I am having the very annoying issue with my computer. It only seems to occur while playing games. The computer freezes all of a sudden. The screen freeze's and I can't control anything. There is also a buzzing sound when the computer freezes. I went into 'Event Viewer' and found the critical error. These are the details:

- System 
- Provider 
[ Name] Microsoft-Windows-Kernel-Power 
[ Guid] {331C3B3A-2005-44C2-AC5E-77220C37D6B4} 
EventID 41 
Version 2 
Level 1 
Task 63 
Opcode 0 
Keywords 0x8000000000000002 
- TimeCreated
[ SystemTime] 2012-07-31T08:13:09.789625100Z 
EventRecordID 205049 
Correlation 
- Execution
[ ProcessID] 4 
[ ThreadID] 8 
Channel System 
Computer Tomi-PC 
- Security 
[ UserID] S-1-5-18 

- EventData 
BugcheckCode 0 
BugcheckParameter1 0x0 
BugcheckParameter2 0x0 
BugcheckParameter3 0x0 
BugcheckParameter4 0x0 
SleepInProgress false 
PowerButtonTimestamp 0 

Please help.

Thanks.


----------



## JimE (Apr 16, 2009)

*Re: Computer freezes - Kernel-Power*

While your PC is locking up and this information pertains to reboots, it's very likely the same issue: Description of Windows Kernel event ID 41 error in Windows 7 or in Windows Server 2008 R2: "The system has rebooted without cleanly shutting down first"
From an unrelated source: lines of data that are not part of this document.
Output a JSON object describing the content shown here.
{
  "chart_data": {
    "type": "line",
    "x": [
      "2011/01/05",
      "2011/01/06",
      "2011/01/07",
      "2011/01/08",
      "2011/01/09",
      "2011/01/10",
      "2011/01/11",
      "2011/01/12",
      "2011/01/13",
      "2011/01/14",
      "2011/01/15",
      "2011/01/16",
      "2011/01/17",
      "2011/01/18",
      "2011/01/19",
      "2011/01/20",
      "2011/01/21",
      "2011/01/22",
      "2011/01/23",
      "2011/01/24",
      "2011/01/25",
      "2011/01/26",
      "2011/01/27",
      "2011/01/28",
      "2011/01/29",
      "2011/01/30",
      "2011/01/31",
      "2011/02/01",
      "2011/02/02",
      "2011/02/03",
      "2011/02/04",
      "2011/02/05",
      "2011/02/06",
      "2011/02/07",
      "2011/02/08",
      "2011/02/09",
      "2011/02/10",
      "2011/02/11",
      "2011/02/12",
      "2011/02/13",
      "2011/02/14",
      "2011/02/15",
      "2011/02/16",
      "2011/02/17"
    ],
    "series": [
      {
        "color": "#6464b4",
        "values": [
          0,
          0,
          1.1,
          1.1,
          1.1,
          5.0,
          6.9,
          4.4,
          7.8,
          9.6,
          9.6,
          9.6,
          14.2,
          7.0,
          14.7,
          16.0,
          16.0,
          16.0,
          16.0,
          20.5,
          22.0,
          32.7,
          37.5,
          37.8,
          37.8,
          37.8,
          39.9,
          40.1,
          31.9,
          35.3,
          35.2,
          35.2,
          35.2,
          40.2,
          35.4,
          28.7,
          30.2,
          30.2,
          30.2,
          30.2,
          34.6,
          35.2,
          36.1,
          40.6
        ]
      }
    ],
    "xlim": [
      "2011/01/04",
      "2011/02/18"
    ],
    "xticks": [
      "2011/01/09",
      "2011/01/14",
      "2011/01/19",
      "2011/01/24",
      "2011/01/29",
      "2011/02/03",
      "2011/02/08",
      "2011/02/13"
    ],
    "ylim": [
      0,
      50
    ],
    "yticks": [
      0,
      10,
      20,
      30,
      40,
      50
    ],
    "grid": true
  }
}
So assuming it's a reboot it, and as you stated it occurs during gaming (when the PC is being stressed), you likely have a hardware issue. It could be a simple overheating issue (dirty PC, faulty heatsink, faulty fan, poor air flow, etc.) or an actual hardware fault...likely the power supply or motherboard.


----------



## Tom351 (Aug 13, 2009)

*Re: Computer freezes - Kernel-Power*

I will try cleaning out the dust inside my computer today and maybe unplug and replug everything.

This are my computer specs if it helps:

Coolermaster HAF X case
Gigabyte GA-X58A-UD3R motherboard
Intel Core i7 950 CPU
Gigabyte Nvidia GTX 580 graphics card
Kingston HyperX 1600mhz DDR3 RAM
Corsair TX-850 850W power supply
WD 1TB 7200rpm HDD


----------



## Tyree (May 10, 2009)

*Re: Computer freezes - Kernel-Power*

How many sticks of RAM and what size(GB) are the sticks? Is the RAM the proper Voltage for the Mobo?
If only freezing occurs and no actual shut down, remove all but 1 stick and see what happens.
Kingston RAM is no stranger to issues and the HyperX series even more so.


----------



## Tom351 (Aug 13, 2009)

*Re: Computer freezes - Kernel-Power*

I have 3 2GB RAM sticks. The RAM should be fine with the motherboard because the computer was working fine for quite a while when I first got it about a year ago. I cleaned out the computer with an air compressor yesterday and so far the computer hasn't frozen. Hopefully the dust is the cause and it shouldn't freeze again. I will wait a couple more days and see what happens.


----------



## jeffrey kwakye (Aug 24, 2012)

*Re: Computer freezes - Kernel-Power*

I am using an acer aspire 7750G,core i7,4 GB DDR3 memory,AMD Radeon,500 GB HDD,I recently changed my windows from windows 7 to windows 8,and since then any time am watching a movie my laptop freezes so i have to switch it off from the main control,at first i had this on my screen anytime i was turning it off,winlogon-No Disk and i eliminated it by disabling .[fast shut down],and now am having Kernel power which makes the computer freezes anytime am watching a movie.please tell me what to do


----------